Tag: Computer Configuration
Do not send additional data
This policy setting controls whether additional data in support of error reports can be sent to Microsoft automatically. If you enable this policy setting any additional data requests from Microsoft in response to a Windows Error Reporting report are automatically declined without notification to the user. If you disable or do not configure this policy setting then consent policy settings in Computer Configuration/Administrative Templates/Windows Components/Windows Error Reporting/Consent take precedence.
Do not allow Windows to activate Enhanced Storage devices
This policy setting configures whether or not Windows will activate an Enhanced Storage device. If you enable this policy setting Windows will not activate unactivated Enhanced Storage devices. If you disable or do not configure this policy setting Windows will activate unactivated Enhanced Storage devices.

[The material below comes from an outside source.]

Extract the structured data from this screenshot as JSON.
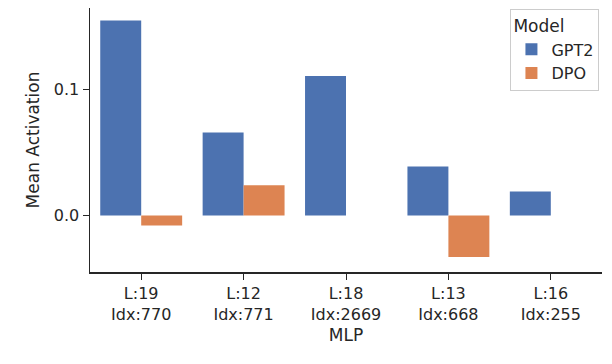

Do not allow password authentication of Enhanced Storage devices
This policy setting configures whether or not a password can be used to unlock an Enhanced Storage device. If you enable this policy setting a password cannot be used to unlock an Enhanced Storage device. If you disable or do not configure this policy setting a password can be used to unlock an Enhanced Storage device.
Do not allow non-Enhanced Storage removable devices
This policy setting configures whether or not non-Enhanced Storage removable devices are allowed on your computer. If you enable this policy setting non-Enhanced Storage removable devices are not allowed on your computer. If you disable or do not configure this policy setting non-Enhanced Storage removable devices are allowed on your computer.
Lock Enhanced Storage when the computer is locked
This policy setting locks Enhanced Storage devices when the computer is locked. This policy setting is supported in Windows Server SKUs only. If you enable this policy setting the Enhanced Storage device remains locked when the computer is locked. If you disable or do not configure this policy setting the Enhanced Storage device state is not changed when the computer is locked.
Allow only USB root hub connected Enhanced Storage devices
This policy setting configures whether or not only USB root hub connected Enhanced Storage devices are allowed. Allowing only root hub connected Enhanced Storage devices minimizes the risk of an unauthorized USB device reading data on an Enhanced Storage device. If you enable this policy setting only USB root hub connected Enhanced Storage devices are allowed. If you disable or do not configure this policy setting USB Enhanced Storage devices connected to both USB root hubs and non-root hubs will be allowed.
Do not automatically encrypt files moved to encrypted folders
This policy setting prevents File Explorer from encrypting files that are moved to an encrypted folder. If you enable this policy setting File Explorer will not automatically encrypt files that are moved to an encrypted folder. If you disable or do not configure this policy setting File Explorer automatically encrypts files that are moved to an encrypted folder. This setting applies only to files moved within a volume. When files are moved to other volumes or if you create a new file in an encrypted folder File Explorer encrypts those files automatically.
Disable help tips
Disables help tips that Windows shows to the user. By default Windows will show the user help tips until the user has successfully completed the scenarios. If this setting is enabled Windows will not show any help tips to the user.
Boot-Start Driver Initialization Policy
This policy setting allows you to specify which boot-start drivers are initialized based on a classification determined by an Early Launch Antimalware boot-start driver. The Early Launch Antimalware boot-start driver can return the following classifications for each boot-start driver:- Good: The driver has been signed and has not been tampered with. – Bad: The driver has been identified as malware. It is recommended that you do not allow known bad drivers to be initialized. – Bad but required for boot: The driver has been identified as malware but the computer cannot successfully boot without loading this driver. – Unknown: This driver has not been attested to by your malware detection application and has not been classified by the Early Launch Antimalware boot-start driver. If you enable this policy setting you will be able to choose which boot-start drivers to initialize the next time the computer is started. If you disable or do not configure this policy setting the boot start drivers determined to be Good Unknown or Bad but Boot Critical are initialized and the initialization of drivers determined to be Bad is skipped. If your malware detection application does not include an Early Launch Antimalware boot-start driver or if your Early Launch Antimalware boot-start driver has been disabled this setting has no effect and all boot-start drivers are initialized.
Specify a default color
This policy setting controls the default color for window frames when the user does not specify a color. If you enable this policy setting and specify a default color this color is used in glass window frames if the user does not specify a color. If you disable or do not configure this policy setting the default internal color is used if the user does not specify a color. Note: This policy setting can be used in conjunction with the “Prevent color changes of window frames” setting to enforce a specific color for window frames that cannot be changed by users.